リスク選好と米ドル高の調整相場 / ドル円 目先の焦点は139円前半の攻防
リスク選好相場を受け外為市場では米ドル売りの展開に。今の状況は短期的な米ドル高の調整相場と想定しておきたい。ドル円は底堅さを維持している。しかし139円前半の攻防次第では反落リスクを警戒したい。その理由は?詳細はマーケットレポートをご覧ください。
リスク選好と米ドル高の調整相場
【サマリー】
・米株高と米ドル安の関係
・現在の米ドル安は短期の「調整相場」と想定しておきたい
・ドル円は139円前半の“レジスタンス化”を警戒
・リスク選好と米ドル高の調整
19日の外為市場は、主要通貨(G10通貨)に対して米ドル安優勢の展開となった。米ドルが上昇したのは対円(USDJPY)のみ。

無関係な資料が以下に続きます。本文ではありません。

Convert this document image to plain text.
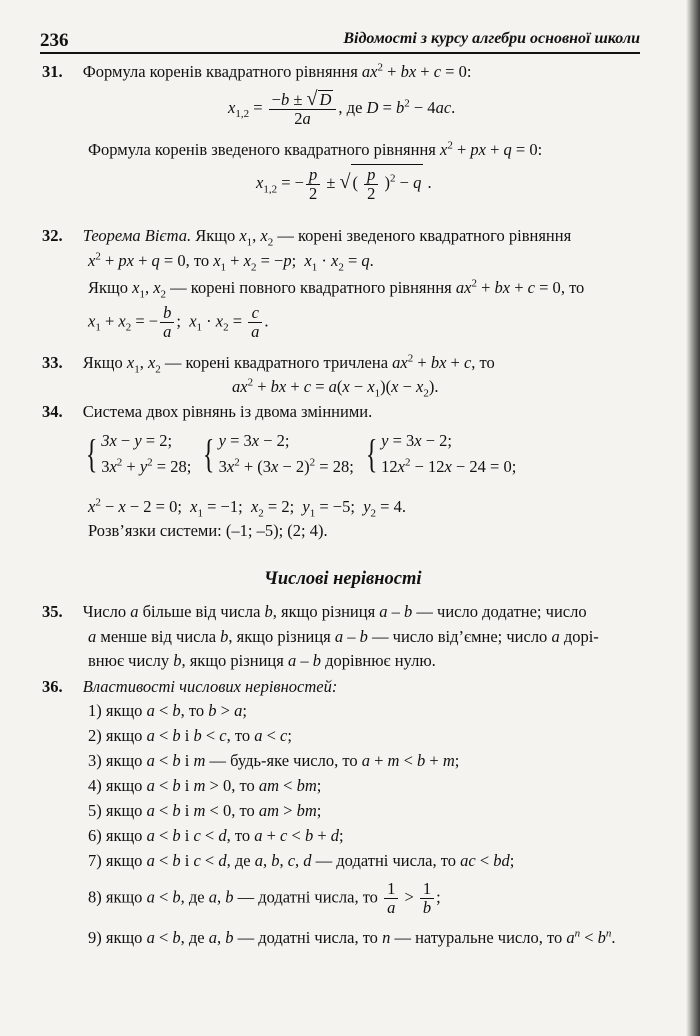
236	Відомості з курсу алгебри основної школи
31. Формула коренів квадратного рівняння $ax^2$ + bx + c = 0:
$x_{1,2} = \frac{-b \pm √ D}{2a}$ , де $D = b^2 - 4ac$.
Формула коренів зведеного квадратного рівняння $x^2$ + px + q = 0:
$x_{1,2}$ = − $\frac{p}{2}$ ± √ ( $\frac{p}{2} )^2 - q$ .
32. Теорема Вієта. Якщо $x_1$, $x_2$ — корені зведеного квадратного рівняння
$x^2$ + px + q = 0, то $x_1 + x_2 = -p$;  $x_1 \cdot x_2 = q$.
Якщо $x_1$, $x_2$ — корені повного квадратного рівняння $ax^2$ + bx + c = 0, то
$x_1 + x_2$ = − $\frac{b}{a}$ ;  $x_1 \cdot x_2 = \frac{c}{a}$ .
33. Якщо $x_1$, $x_2$ — корені квадратного тричлена $ax^2$ + bx + c, то
$ax^2$ + bx + $c = a(x - x_1)(x - x_2)$.
34. Система двох рівнянь із двома змінними.
{ 3x − y = 2;
$3x^2 + y^2 = 28$; { y = 3x − 2;
$3x^2 + (3x - 2)^2 = 28$; { y = 3x − 2;
$12x^2 - 12x - 24 = 0$;
$x^2 - x - 2 = 0$;  $x_1 = -1$;  $x_2 = 2$;  $y_1 = -5$;  $y_2 = 4$.
Розв’язки системи: (–1; –5); (2; 4).
Числові нерівності
35. Число a більше від числа b, якщо різниця a – b — число додатне; число
a менше від числа b, якщо різниця a – b — число від’ємне; число a дорі-
внює числу b, якщо різниця a – b дорівнює нулю.
36. Властивості числових нерівностей:
1) якщо a < b, то b > a;
2) якщо a < b і b < c, то a < c;
3) якщо a < b і m — будь-яке число, то a + m < b + m;
4) якщо a < b і m > 0, то am < bm;
5) якщо a < b і m < 0, то am > bm;
6) якщо a < b і c < d, то a + c < b + d;
7) якщо a < b і c < d, де a, b, c, d — додатні числа, то ac < bd;
8) якщо a < b, де a, b — додатні числа, то $\frac{1}{a} > \frac{1}{b}$ ;
9) якщо a < b, де a, b — додатні числа, то n — натуральне число, то $a^n < b^n$.
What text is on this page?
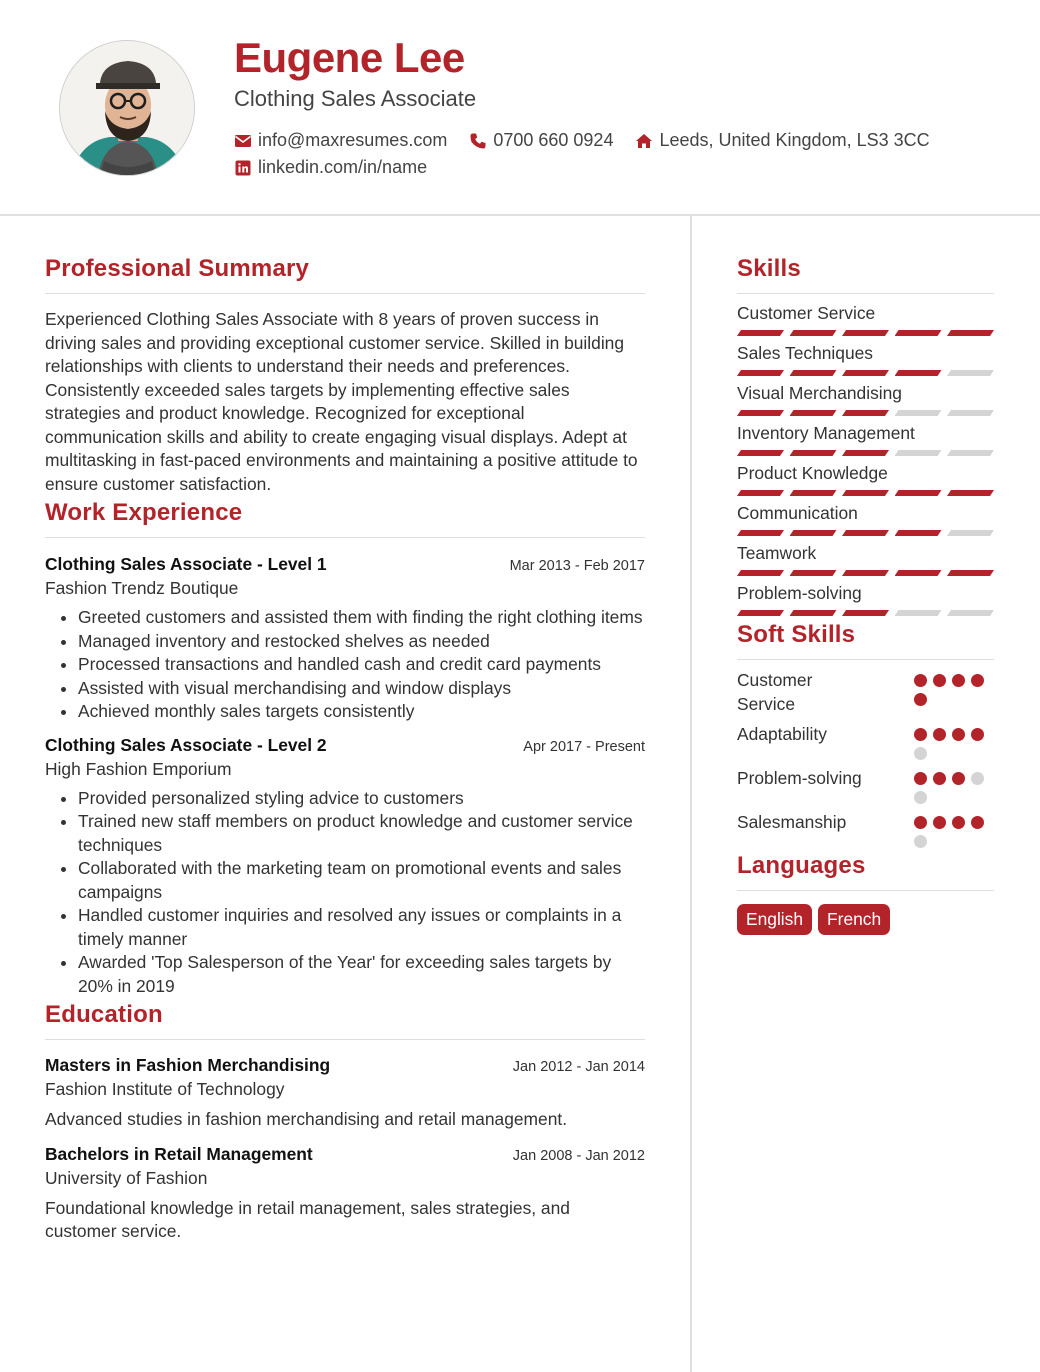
Eugene Lee
Clothing Sales Associate
info@maxresumes.com	0700 660 0924	Leeds, United Kingdom, LS3 3CC
linkedin.com/in/name
Professional Summary

Experienced Clothing Sales Associate with 8 years of proven success in driving sales and providing exceptional customer service. Skilled in building relationships with clients to understand their needs and preferences. Consistently exceeded sales targets by implementing effective sales strategies and product knowledge. Recognized for exceptional communication skills and ability to create engaging visual displays. Adept at multitasking in fast-paced environments and maintaining a positive attitude to ensure customer satisfaction.

Work Experience
Clothing Sales Associate - Level 1	Mar 2013 - Feb 2017
Fashion Trendz Boutique
• Greeted customers and assisted them with finding the right clothing items
• Managed inventory and restocked shelves as needed
• Processed transactions and handled cash and credit card payments
• Assisted with visual merchandising and window displays
• Achieved monthly sales targets consistently
Clothing Sales Associate - Level 2	Apr 2017 - Present
High Fashion Emporium
• Provided personalized styling advice to customers
• Trained new staff members on product knowledge and customer service techniques
• Collaborated with the marketing team on promotional events and sales campaigns
• Handled customer inquiries and resolved any issues or complaints in a timely manner
• Awarded 'Top Salesperson of the Year' for exceeding sales targets by 20% in 2019
Education
Masters in Fashion Merchandising	Jan 2012 - Jan 2014
Fashion Institute of Technology

Advanced studies in fashion merchandising and retail management.

Bachelors in Retail Management	Jan 2008 - Jan 2012
University of Fashion

Foundational knowledge in retail management, sales strategies, and customer service.

Skills
Customer Service
Sales Techniques
Visual Merchandising
Inventory Management
Product Knowledge
Communication
Teamwork
Problem-solving
Soft Skills
Customer Service
Adaptability
Problem-solving
Salesmanship
Languages
English	French
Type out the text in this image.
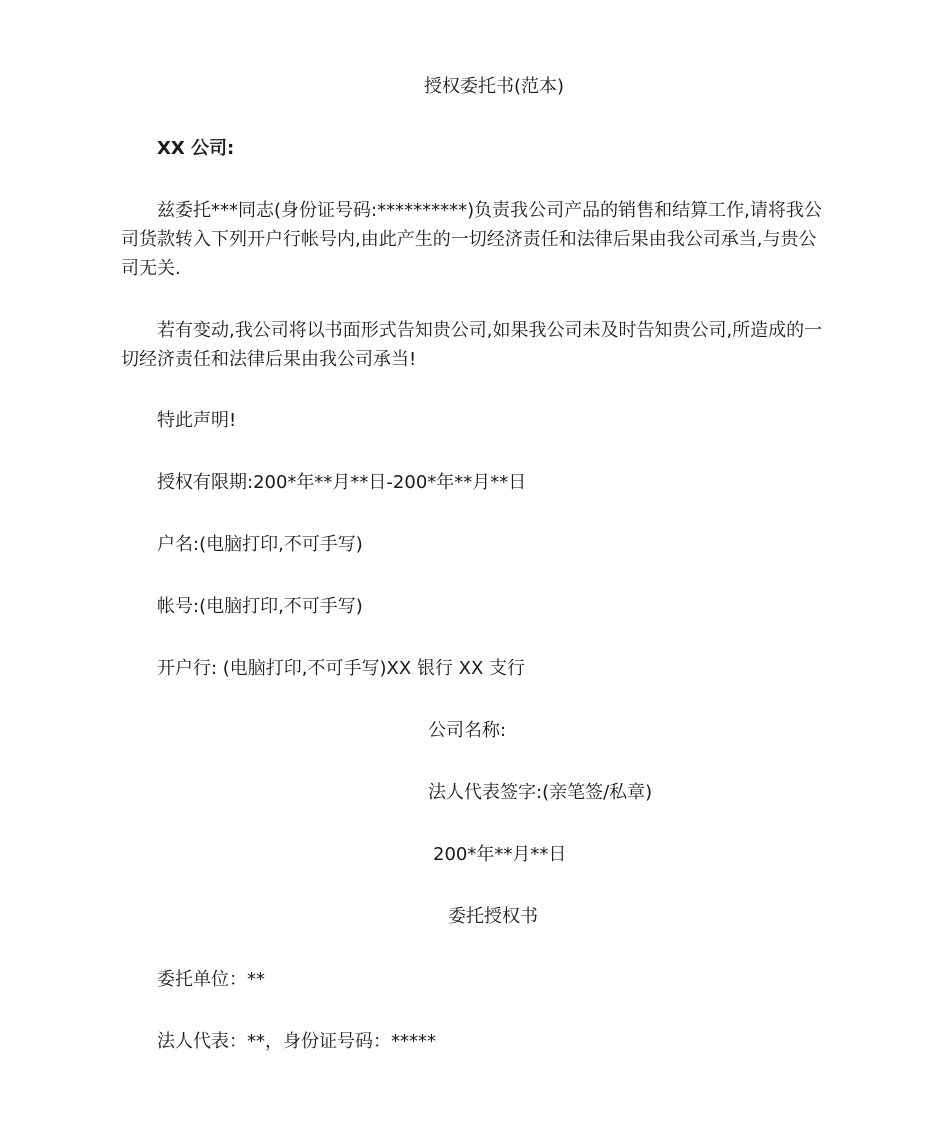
授权委托书(范本)
XX 公司:
兹委托***同志(身份证号码:**********)负责我公司产品的销售和结算工作,请将我公司货款转入下列开户行帐号内,由此产生的一切经济责任和法律后果由我公司承当,与贵公司无关.
若有变动,我公司将以书面形式告知贵公司,如果我公司未及时告知贵公司,所造成的一切经济责任和法律后果由我公司承当!
特此声明!
授权有限期:200*年**月**日-200*年**月**日
户名:(电脑打印,不可手写)
帐号:(电脑打印,不可手写)
开户行: (电脑打印,不可手写)XX 银行 XX 支行
公司名称:
法人代表签字:(亲笔签/私章)
200*年**月**日
委托授权书
委托单位：**
法人代表：**，身份证号码：*****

言い換えれば、それだけ円売りの圧力が未だに根強いことを昨日の外為市場は示唆している。
米ドル相場のパフォーマンス(対G10通貨)
米ドル売りの要因となっているのが、株式市場の反発にあると考えられる。
特に注視すべきは米国の株式市場の動きである。米国株のトレンドを示すS&P500指数(SPX)は今月14日以降、反発の基調にある。昨日はレジスタンスポイントとして意識される可能性のあった3,900ポイントの突破に成功した。そして、5月下旬から6月上旬にかけて相場の戻りを止めた50日線(EMA)のトライが次の焦点として浮上している。
S&P500指数の動きに米ドル相場のトレンドを示すドルインデックスの動きを重ねて見ると、「株高/米ドル安」の関係(=リスク選好の米ドル売りの関係)となっていることがわかる。
S&P500指数とドルインデックスの推移
・米ドル高トレンドは続く
現在の米ドル安は、短期的な「米ドル高の調整相場」と想定しておきたい。インフレの動向次第では、米連邦準備制度理事会(FRB)が大幅利上げのスタンスを維持する可能性がくすぶる。この点が意識され、米債市場では短期ゾーンを中心に利回りの上昇が続いている。
また、欧州の地政学リスク(ロシアーウクライナ紛争)や世界的な金融引き締めにより景気後退の可能性が高まっている状況も考えるならば、リスク回避(株安)の局面は今後も散見されることが予想される。
米ドル相場を取り巻く状況を考えるならば、現在の米ドル安は一過性の現象で終わる可能性がある一方、米ドル高トレンドはもうしばらく続くことが予想される。
ドル円 目先の焦点は139円前半の攻防
・139円前半の“レジスタンス化”
ドル円(USDJPY)は、調整の反落を挟みながら底堅さを維持している。
日米の金融政策スタンスの差がドル円の上昇を支えているが、今の状況が続くかどうかは139円前半の攻防―具体的には、地合いの強さが続く間に19日のレポートで指摘したフィボナッチ・プロジェクション76.4%の水準139.12レベルおよび7月14日の高値139.38レベルを突破できるかどうか?この点が重要な焦点になると筆者は考えている。
ドル円の予想変動率を確認すると、1週間のそれは9%台から12%台へ上昇している。
一方、1ヶ月のそれは、6月16日に15.80%台まで上昇した後はジリジリと低下している(現在は11.80%台で推移)。2022年に入り、1ヶ月の予想変動率とドル円のトレンドはほぼ一致している。しかし、6月の連邦公開市場委員会(FOMC)以降は両者にかい離が見られる。5月の動き(予想変動率の低下とドル円の下落が連動した動き)を考えるならば、ドル円は予想変動率のトレンドに従い反落する可能性がある。
チャート分析の観点から、その(反落の)きっかけとなり得るのが、139円前半の“レジスタンス化”であることを意識しておきたい。
ドル円と予想変動率(1ヶ月)の推移
・“レジスタンス化”の要因
139円前半が“レジスタンス化”する要因として、株安の再燃もしくはFRBによる大幅利上げの可能性が急速に後退するかどうか?に注目しておきたい。どちらの要因も、目先は米欧の中銀イベントを受けて発生する可能性がある。よって、21日の欧州中央銀行(ECB)理事会と来週のFOMCは、ドル円が140円を目指すかどうかを見極める上で重要なイベントとなろう。